Je savourais à la fois ce moment historique et la première bouchée de mon beigne, les yeux fermés pour leur donner un peu de répit en attendant de mettre mes verres de contact — hors de question que je mette mes lunettes devant Cass’, sans compter qu’elles étaient moins pratiques pour le combat… bon sang, elle voulait qu’on passe du temps ensemble aujourd’hui!
Le goût du beigne n’en fut que plus exquis.
— À moins que l’offre ne tienne plus en raison de notre conversation de l’autre soir?
Cette suggestion m’affola à tel point que je faillis m’étouffer avec le bout de pâte que je mâchais toujours, et je déglutis bruyamment avant de lui confirmer que l’offre tenait toujours.

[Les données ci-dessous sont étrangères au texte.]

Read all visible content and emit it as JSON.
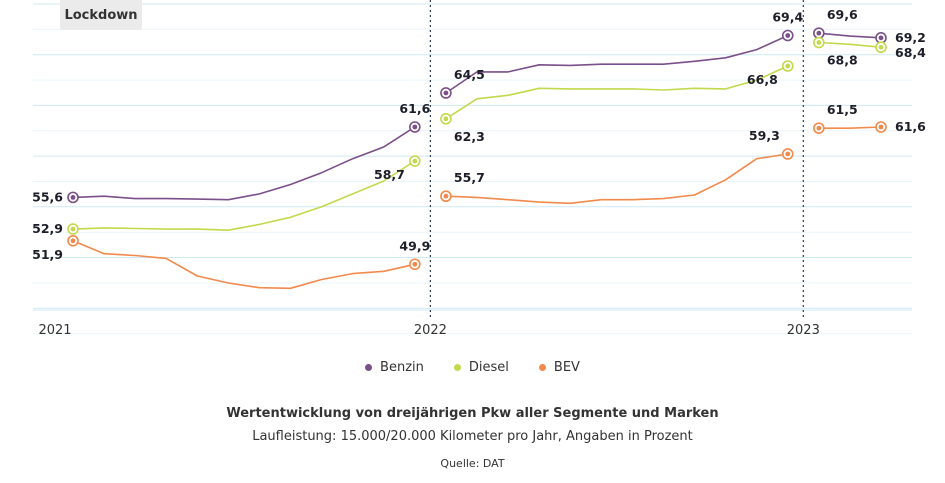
{
  "annotation": {
    "lockdown": "Lockdown"
  },
  "chart_data": {
    "type": "line",
    "title": "Wertentwicklung von dreijährigen Pkw aller Segmente und Marken",
    "subtitle": "Laufleistung: 15.000/20.000 Kilometer pro Jahr, Angaben in Prozent",
    "source": "Quelle: DAT",
    "x_ticks": [
      {
        "label": "2021",
        "x": 0
      },
      {
        "label": "2022",
        "x": 12
      },
      {
        "label": "2023",
        "x": 24
      }
    ],
    "ylim": [
      46,
      72
    ],
    "year_dividers": [
      12,
      24
    ],
    "series": [
      {
        "name": "Benzin",
        "color": "#7b4f8a",
        "segments": [
          {
            "x": [
              0,
              1,
              2,
              3,
              4,
              5,
              6,
              7,
              8,
              9,
              10,
              11
            ],
            "y": [
              55.6,
              55.7,
              55.5,
              55.5,
              55.45,
              55.4,
              55.9,
              56.7,
              57.7,
              58.9,
              59.9,
              61.6
            ]
          },
          {
            "x": [
              12,
              13,
              14,
              15,
              16,
              17,
              18,
              19,
              20,
              21,
              22,
              23
            ],
            "y": [
              64.5,
              66.3,
              66.3,
              66.9,
              66.85,
              66.95,
              66.95,
              66.95,
              67.2,
              67.5,
              68.2,
              69.4
            ]
          },
          {
            "x": [
              24,
              25,
              26
            ],
            "y": [
              69.6,
              69.35,
              69.2
            ]
          }
        ],
        "labels": [
          {
            "text": "55,6",
            "x": 0,
            "y": 55.6,
            "pos": "left"
          },
          {
            "text": "61,6",
            "x": 11,
            "y": 61.6,
            "pos": "above"
          },
          {
            "text": "64,5",
            "x": 12,
            "y": 64.5,
            "pos": "above-right"
          },
          {
            "text": "69,4",
            "x": 23,
            "y": 69.4,
            "pos": "above"
          },
          {
            "text": "69,6",
            "x": 24,
            "y": 69.6,
            "pos": "above-right"
          },
          {
            "text": "69,2",
            "x": 26,
            "y": 69.2,
            "pos": "right"
          }
        ]
      },
      {
        "name": "Diesel",
        "color": "#c3d94c",
        "segments": [
          {
            "x": [
              0,
              1,
              2,
              3,
              4,
              5,
              6,
              7,
              8,
              9,
              10,
              11
            ],
            "y": [
              52.9,
              53.0,
              52.95,
              52.9,
              52.9,
              52.8,
              53.3,
              53.9,
              54.8,
              55.9,
              57.0,
              58.7
            ]
          },
          {
            "x": [
              12,
              13,
              14,
              15,
              16,
              17,
              18,
              19,
              20,
              21,
              22,
              23
            ],
            "y": [
              62.3,
              64.0,
              64.3,
              64.9,
              64.85,
              64.85,
              64.85,
              64.75,
              64.9,
              64.85,
              65.6,
              66.8
            ]
          },
          {
            "x": [
              24,
              25,
              26
            ],
            "y": [
              68.8,
              68.65,
              68.4
            ]
          }
        ],
        "labels": [
          {
            "text": "52,9",
            "x": 0,
            "y": 52.9,
            "pos": "left"
          },
          {
            "text": "58,7",
            "x": 11,
            "y": 58.7,
            "pos": "below-left"
          },
          {
            "text": "62,3",
            "x": 12,
            "y": 62.3,
            "pos": "below-right"
          },
          {
            "text": "66,8",
            "x": 23,
            "y": 66.8,
            "pos": "below-left"
          },
          {
            "text": "68,8",
            "x": 24,
            "y": 68.8,
            "pos": "below-right"
          },
          {
            "text": "68,4",
            "x": 26,
            "y": 68.4,
            "pos": "right-below"
          }
        ]
      },
      {
        "name": "BEV",
        "color": "#f28a4c",
        "segments": [
          {
            "x": [
              0,
              1,
              2,
              3,
              4,
              5,
              6,
              7,
              8,
              9,
              10,
              11
            ],
            "y": [
              51.9,
              50.8,
              50.65,
              50.4,
              48.9,
              48.3,
              47.9,
              47.85,
              48.6,
              49.1,
              49.3,
              49.9
            ]
          },
          {
            "x": [
              12,
              13,
              14,
              15,
              16,
              17,
              18,
              19,
              20,
              21,
              22,
              23
            ],
            "y": [
              55.7,
              55.6,
              55.4,
              55.2,
              55.1,
              55.4,
              55.4,
              55.5,
              55.8,
              57.1,
              58.9,
              59.3
            ]
          },
          {
            "x": [
              24,
              25,
              26
            ],
            "y": [
              61.5,
              61.5,
              61.6
            ]
          }
        ],
        "labels": [
          {
            "text": "51,9",
            "x": 0,
            "y": 51.9,
            "pos": "below-left"
          },
          {
            "text": "49,9",
            "x": 11,
            "y": 49.9,
            "pos": "above"
          },
          {
            "text": "55,7",
            "x": 12,
            "y": 55.7,
            "pos": "above-right"
          },
          {
            "text": "59,3",
            "x": 23,
            "y": 59.3,
            "pos": "above-left"
          },
          {
            "text": "61,5",
            "x": 24,
            "y": 61.5,
            "pos": "above-right"
          },
          {
            "text": "61,6",
            "x": 26,
            "y": 61.6,
            "pos": "right"
          }
        ]
      }
    ]
  }
}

Je m’étirai pour attraper une serviette en papier sur la pile que je gardais toujours dans un tiroir de ma table de chevet.
— Dio mio… cette conversation ne change absolument rien! m’exclamai-je encore, désirant être clair sur mes intentions.
Pas question de laisser passer un seul instant avec cette femme sous prétexte que je ne pourrai jamais l’embrasser, ni donner suite à ce rêve sucré la mettant en vedette… elle m’était précieuse en tant qu’amie d’abord et avant tout.
J’aurais tellement aimé voir ses yeux quand elle s’exclama “Bien!”. Sa voix avait un ton différent de ce à quoi je me serais attendu… moins soulagé que convaincu, comme si je ne lui avais rien appris. Comme si je lui avais fourni exactement la réponse qu’elle… attendait.
Mon cerveau peinait à tout relier, mais en bout de ligne, peu importait la raison de sa venue. Elle était là, et je devais saisir cette occasion de passer du temps avec elle.
— Maintenant mange, asséna-t-elle d’un ton comico-autoritaire, parce que je n’ai pas l’intention de te laisser gagner.
Sa réponse était digne de la Cassandra qui m’avait séduite d’emblée. Et j’acceptais avec joie ce défi qu’elle me lançait de façon délibéré.
— Tant mieux, répondis-je en mordant à pleines dents dans un autre beigne. Parce que je t’ai aussi promis de ne pas t’épargner même si tu es la meilleure amie de ma sœur, et je ne compte pas changer d’avis rien que parce que tu es aussi la copine de mon jumeau.
Étrangement, je n’avais pas besoin de voir son visage pour savoir qu’il venait de s’illuminer. Nous étions encore sur la même longueur d’ondes, et cette journée s’annonçait plus qu’intéressante.